Взрыв у моря - Анатолий Мошковский
Шрифт:
Интервал:
Закладка:
Кончив есть, он ушел в спальню, и в глаза ему бросилась столько уже раз виденная им рамка с фотографиями, убранная маленькими бумажными розами. Раньше она висела на видном месте в столовой, потом мама почему-то перевесила ее сюда. В рамке было множество фотокарточек разного размера. Вот мама, совеем еще девчонка, в коротеньком сарафанчике на скамейке возле избы с сестренками; а вот она уже совсем другая, на стройке, на лесах, в заляпанных раствором лыжных штанах с подругами-штукатурами; а вон мать мамы, — деревенская сморщенная бабка в белом платочке с загогулинками; и отцу в этой рамке нашлось место: на одном фото он — бравый глазастый морячок, в отглаженной форменке и бескозырке, на ленте которой можно разобрать имя его эсминца — «Мужественный» (как только Сашка не реквизировал у него эту фотографию?!), очень ответственно и поэтому немножко деревянно смотрит в объектив аппарата; и Костя с Леней широко представлены тут, но это уже совсем неинтересно… Как сейчас отец с мамой, да и все изображенные в рамке непохожи на нынешних! И не скажешь, что это они!

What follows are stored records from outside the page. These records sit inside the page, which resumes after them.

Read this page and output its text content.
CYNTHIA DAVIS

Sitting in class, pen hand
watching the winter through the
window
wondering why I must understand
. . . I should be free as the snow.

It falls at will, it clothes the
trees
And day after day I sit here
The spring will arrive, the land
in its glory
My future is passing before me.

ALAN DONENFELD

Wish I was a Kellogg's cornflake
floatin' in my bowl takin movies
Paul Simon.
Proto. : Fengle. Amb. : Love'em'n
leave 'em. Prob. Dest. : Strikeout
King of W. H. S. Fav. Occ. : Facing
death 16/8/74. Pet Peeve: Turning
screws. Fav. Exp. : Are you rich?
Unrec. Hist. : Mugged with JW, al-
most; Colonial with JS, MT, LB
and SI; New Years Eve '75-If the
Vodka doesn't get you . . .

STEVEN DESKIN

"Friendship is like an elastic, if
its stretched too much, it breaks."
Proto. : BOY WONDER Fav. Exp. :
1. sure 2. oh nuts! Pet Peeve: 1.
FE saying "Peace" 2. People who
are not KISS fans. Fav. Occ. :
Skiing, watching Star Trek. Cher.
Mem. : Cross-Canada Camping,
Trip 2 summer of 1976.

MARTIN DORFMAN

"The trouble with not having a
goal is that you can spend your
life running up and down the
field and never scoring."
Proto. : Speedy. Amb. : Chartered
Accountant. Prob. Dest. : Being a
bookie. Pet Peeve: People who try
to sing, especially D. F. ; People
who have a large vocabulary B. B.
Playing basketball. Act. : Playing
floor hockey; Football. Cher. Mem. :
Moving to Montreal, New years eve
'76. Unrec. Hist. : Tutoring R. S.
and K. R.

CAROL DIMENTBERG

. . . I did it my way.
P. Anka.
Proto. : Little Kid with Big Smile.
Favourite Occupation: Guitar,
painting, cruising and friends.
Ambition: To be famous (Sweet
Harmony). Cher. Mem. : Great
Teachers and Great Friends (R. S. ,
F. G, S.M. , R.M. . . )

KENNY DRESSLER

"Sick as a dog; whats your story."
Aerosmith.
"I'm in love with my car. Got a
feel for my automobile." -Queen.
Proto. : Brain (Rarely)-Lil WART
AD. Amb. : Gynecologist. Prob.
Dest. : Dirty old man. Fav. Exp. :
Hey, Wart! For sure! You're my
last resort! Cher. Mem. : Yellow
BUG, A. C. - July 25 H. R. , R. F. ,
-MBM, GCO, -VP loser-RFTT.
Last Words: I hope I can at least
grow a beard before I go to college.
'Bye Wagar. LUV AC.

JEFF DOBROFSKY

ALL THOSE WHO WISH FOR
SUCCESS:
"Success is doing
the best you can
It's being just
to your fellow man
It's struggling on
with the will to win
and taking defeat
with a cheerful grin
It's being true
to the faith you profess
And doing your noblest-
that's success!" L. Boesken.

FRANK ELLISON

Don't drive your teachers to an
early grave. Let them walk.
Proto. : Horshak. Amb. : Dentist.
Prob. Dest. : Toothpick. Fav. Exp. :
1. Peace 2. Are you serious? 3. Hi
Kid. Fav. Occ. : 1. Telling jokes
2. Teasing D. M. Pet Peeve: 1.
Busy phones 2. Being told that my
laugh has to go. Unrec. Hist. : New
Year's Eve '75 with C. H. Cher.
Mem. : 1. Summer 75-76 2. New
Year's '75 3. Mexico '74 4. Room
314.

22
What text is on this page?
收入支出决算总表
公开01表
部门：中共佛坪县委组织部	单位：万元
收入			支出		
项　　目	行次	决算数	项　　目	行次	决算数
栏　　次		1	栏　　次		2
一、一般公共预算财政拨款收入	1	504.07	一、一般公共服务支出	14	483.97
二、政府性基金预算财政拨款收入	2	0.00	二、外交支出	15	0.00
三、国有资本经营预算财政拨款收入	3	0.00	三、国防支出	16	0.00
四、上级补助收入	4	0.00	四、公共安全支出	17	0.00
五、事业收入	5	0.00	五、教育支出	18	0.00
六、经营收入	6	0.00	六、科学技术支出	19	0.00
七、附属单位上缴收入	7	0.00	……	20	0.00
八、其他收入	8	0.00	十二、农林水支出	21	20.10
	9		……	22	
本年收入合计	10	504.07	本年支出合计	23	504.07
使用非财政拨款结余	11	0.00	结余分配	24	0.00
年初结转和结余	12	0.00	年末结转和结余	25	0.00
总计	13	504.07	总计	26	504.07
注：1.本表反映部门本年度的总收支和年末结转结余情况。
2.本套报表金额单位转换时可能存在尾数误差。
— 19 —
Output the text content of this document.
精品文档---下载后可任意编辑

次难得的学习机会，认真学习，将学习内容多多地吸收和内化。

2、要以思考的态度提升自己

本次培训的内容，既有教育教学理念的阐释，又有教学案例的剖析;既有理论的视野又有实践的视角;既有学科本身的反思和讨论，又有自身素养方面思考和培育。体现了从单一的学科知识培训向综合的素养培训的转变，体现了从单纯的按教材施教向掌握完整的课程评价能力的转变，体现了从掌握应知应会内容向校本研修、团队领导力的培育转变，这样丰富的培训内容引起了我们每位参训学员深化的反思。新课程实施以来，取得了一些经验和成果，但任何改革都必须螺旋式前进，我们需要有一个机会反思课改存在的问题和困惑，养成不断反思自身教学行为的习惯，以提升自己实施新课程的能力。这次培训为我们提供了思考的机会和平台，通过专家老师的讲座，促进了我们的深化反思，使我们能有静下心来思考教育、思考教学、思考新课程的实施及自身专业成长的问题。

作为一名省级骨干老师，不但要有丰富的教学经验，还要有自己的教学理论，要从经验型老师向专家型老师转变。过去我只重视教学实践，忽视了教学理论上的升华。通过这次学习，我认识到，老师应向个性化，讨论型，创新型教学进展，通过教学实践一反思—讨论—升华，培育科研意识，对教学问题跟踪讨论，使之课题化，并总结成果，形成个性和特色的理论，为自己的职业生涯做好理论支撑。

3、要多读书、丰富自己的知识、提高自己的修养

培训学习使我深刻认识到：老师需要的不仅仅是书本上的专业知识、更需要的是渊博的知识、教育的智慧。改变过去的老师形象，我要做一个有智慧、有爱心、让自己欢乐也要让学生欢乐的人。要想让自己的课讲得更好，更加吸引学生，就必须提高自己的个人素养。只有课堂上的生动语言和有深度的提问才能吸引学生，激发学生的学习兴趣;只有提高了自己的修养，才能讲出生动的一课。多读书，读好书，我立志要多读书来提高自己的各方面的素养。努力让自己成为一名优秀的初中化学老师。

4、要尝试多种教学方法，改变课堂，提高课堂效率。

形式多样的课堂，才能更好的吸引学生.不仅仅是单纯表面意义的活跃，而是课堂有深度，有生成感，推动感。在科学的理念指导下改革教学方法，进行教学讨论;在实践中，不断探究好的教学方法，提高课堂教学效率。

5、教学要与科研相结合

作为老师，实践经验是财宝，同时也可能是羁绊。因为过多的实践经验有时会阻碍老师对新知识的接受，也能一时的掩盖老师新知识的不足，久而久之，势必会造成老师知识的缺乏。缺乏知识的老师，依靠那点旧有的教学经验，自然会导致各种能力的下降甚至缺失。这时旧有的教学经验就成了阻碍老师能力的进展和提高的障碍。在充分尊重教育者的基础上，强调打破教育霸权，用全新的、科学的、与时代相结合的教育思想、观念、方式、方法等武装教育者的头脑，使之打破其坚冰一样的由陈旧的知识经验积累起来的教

Костя подошел к окну. Вот-вот должен был явиться отец. Стало смеркаться. Костя смотрел на улицу и слушал треск орехов за дверью: щипцы в руках брата лязгали, как затвор винтовки. Потом донесся голос теледиктора, сообщавшего о погоде на завтра, — Леня, как всегда, включил «Рубин» на полную мощность, и звук легко пробил стены их квартиры. Брат заведовал телевизором: включал, регулировал громкость, наводил четкость изображения и, так как гарантия на него недавно кончилась, старательно закрывал экран льняной скатеркой, оберегая кинескоп от прямых лучей солнца…
«Как будет вести себя отец? — думал Костя. — Что скажет?»
Костя так погрузился в свои мысли, что забыл следить за дорогой. Он опомнился, заметив отца в каких-нибудь двадцати метрах от дома. Он шел быстро и упруго. Вот за ним громко хлопнула входная дверь, и звук этот гулко отдался в Косте. И хоть он знал: они решили подобру с ним, все равно ему было тревожно.
Прошло несколько долгих минут.
Вот за Костиной спиной скрипнула дверь. Он весь напрягся. Нужно было обернуться — нельзя было не обернуться! — и глаза его отчего-то слабенько защипало. Костя крепился, не оборачивался и угрюмо, как слепой, смотрел в окно. Кожей затылка, шеей, спиной чувствовал Костя, что отец стоит сзади и смотрит на него. И не только стоит, и не только смотрит, но и улыбается… Что сказать ему? С чего начать?
Знал бы, знал бы отец, как нужен он Косте!..
— Здорово! — раздалось сзади, и это было произнесено нетвердо, улыбающимися губами. — Давненько не виделись… А ну кру-гом… шагом марш!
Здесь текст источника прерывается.